Academic Editors: A. E. Cavanna, D. B. Fee, I. L. Simone, and M. Swash

Copyright © 2012 Rui Duarte Barreto et al. This is an open access article distributed under the Creative Commons Attribution License, which permits unrestricted use, distribution, and reproduction in any medium, provided the original work is properly cited.

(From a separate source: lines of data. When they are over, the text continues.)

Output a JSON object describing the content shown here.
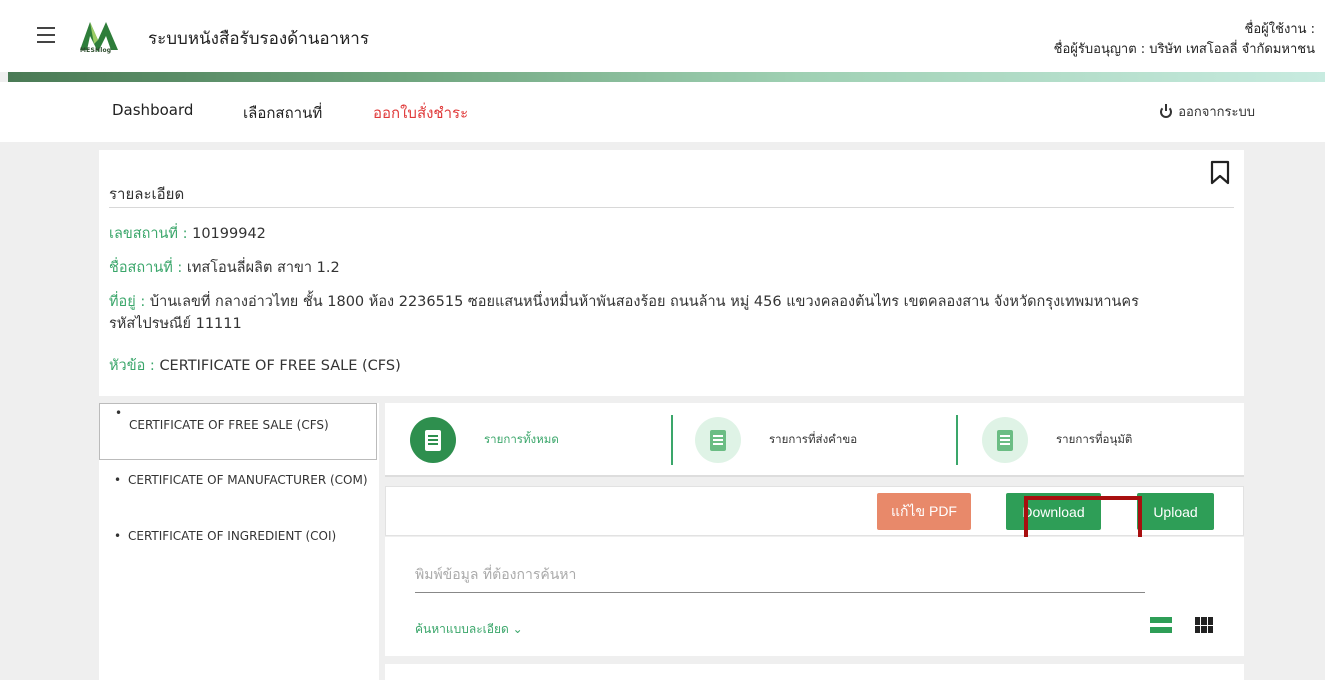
{
  "header": {
    "app_title": "ระบบหนังสือรับรองด้านอาหาร",
    "logo_text": "MESHlog",
    "user_label": "ชื่อผู้ใช้งาน :",
    "licensee_label": "ชื่อผู้รับอนุญาต : บริษัท เทสโอลลี่ จำกัดมหาชน"
  },
  "nav": {
    "items": [
      {
        "label": "Dashboard"
      },
      {
        "label": "เลือกสถานที่"
      },
      {
        "label": "ออกใบสั่งชำระ"
      }
    ],
    "logout_label": "ออกจากระบบ"
  },
  "detail": {
    "title": "รายละเอียด",
    "place_no_label": "เลขสถานที่ :",
    "place_no_value": "10199942",
    "place_name_label": "ชื่อสถานที่ :",
    "place_name_value": "เทสโอนลี่ผลิต สาขา 1.2",
    "address_label": "ที่อยู่ :",
    "address_value": "บ้านเลขที่ กลางอ่าวไทย ชั้น 1800 ห้อง 2236515 ซอยแสนหนึ่งหมื่นห้าพันสองร้อย ถนนล้าน หมู่ 456 แขวงคลองต้นไทร เขตคลองสาน จังหวัดกรุงเทพมหานคร",
    "postal_value": "รหัสไปรษณีย์ 11111",
    "topic_label": "หัวข้อ :",
    "topic_value": "CERTIFICATE OF FREE SALE (CFS)"
  },
  "certificates": [
    {
      "label": "CERTIFICATE OF FREE SALE (CFS)"
    },
    {
      "label": "CERTIFICATE OF MANUFACTURER (COM)"
    },
    {
      "label": "CERTIFICATE OF INGREDIENT (COI)"
    }
  ],
  "stats": [
    {
      "label": "รายการทั้งหมด"
    },
    {
      "label": "รายการที่ส่งคำขอ"
    },
    {
      "label": "รายการที่อนุมัติ"
    }
  ],
  "actions": {
    "edit_pdf": "แก้ไข PDF",
    "download": "Download",
    "upload": "Upload"
  },
  "search": {
    "placeholder": "พิมพ์ข้อมูล ที่ต้องการค้นหา",
    "advanced_label": "ค้นหาแบบละเอียด ⌄"
  },
  "colors": {
    "accent_green": "#2e9e57",
    "label_green": "#3aa66a",
    "nav_active": "#e03a3a",
    "pdf_button": "#e8896a",
    "highlight": "#a80f0f"
  }
}
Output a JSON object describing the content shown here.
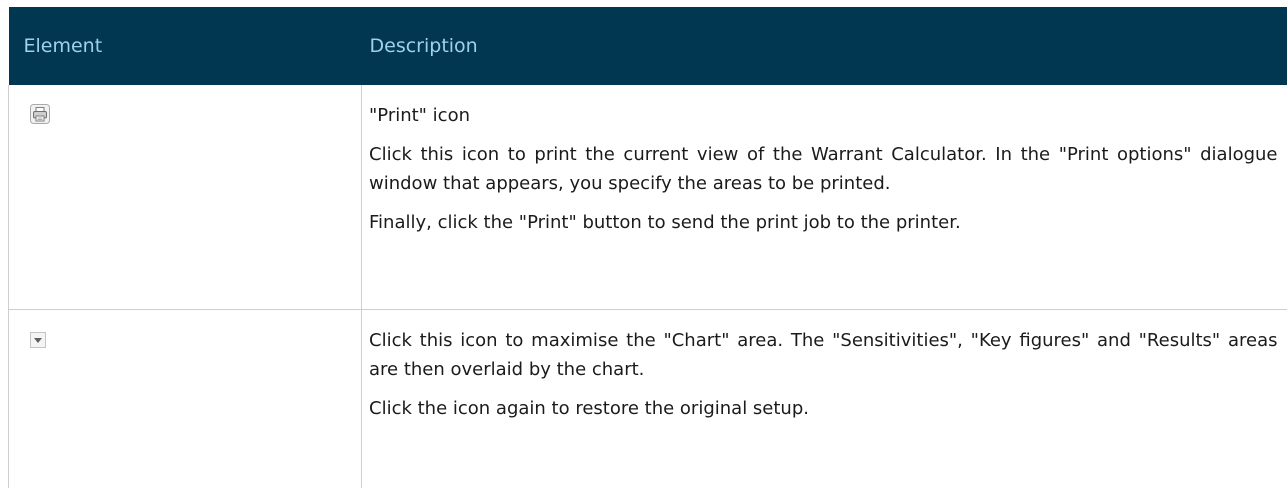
{
  "table": {
    "headers": {
      "element": "Element",
      "description": "Description"
    },
    "rows": [
      {
        "icon": "print-icon",
        "paragraphs": [
          "\"Print\" icon",
          "Click this icon to print the current view of the Warrant Calculator. In the \"Print options\" dialogue window that appears, you specify the areas to be printed.",
          "Finally, click the \"Print\" button to send the print job to the printer."
        ]
      },
      {
        "icon": "chevron-down-icon",
        "paragraphs": [
          "Click this icon to maximise the \"Chart\" area. The \"Sensitivities\", \"Key figures\" and \"Results\" areas are then overlaid by the chart.",
          "Click the icon again to restore the original setup."
        ]
      }
    ]
  },
  "colors": {
    "header_bg": "#013750",
    "header_text": "#9fd1ea",
    "border": "#cfcfcf",
    "body_text": "#1b1b1b"
  }
}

Superficial siderosis is a potentially manageable neurodegenerative disorder, caused by chronic subarachnoid haemorrhage and iron deposition along the central nervous system surfaces. Association with oral anticoagulant therapy is well known, but its definite role as a causative agent is yet to be clarified. Two Caucasian women, both under long-term oral anticoagulation: a 74 year old woman with slowly progressive hearing loss and mild cerebellar ataxia; a 72 year old woman suffering from behavioural changes, rapidly progressive cognitive decline and latter developing paraparesis. Magnetic resonance imaging showed striking hypointensities along the surfaces of cerebellum, brainstem, frontotemporal cortices, spinal cord, and lumbar arachnoid therefore suggesting superficial siderosis. No specific bleeding source was found in any of the patients. Anticoagulation could not be stopped in the first patient due to a mechanic valve and slowly progressive worsening occurred. In contrast, for the second patient anticoagulation withdrawal was feasible and marked motor and cognitive improvement ensued. Superficial siderosis is associated with unvarying progression, mostly when no direct source of bleeding is identified. Nonetheless, we verified striking motor and cognitive improvement after anticoagulants withdrawal in one of the patients. This may reinforce the need to consider such modifiable factor in future patient management.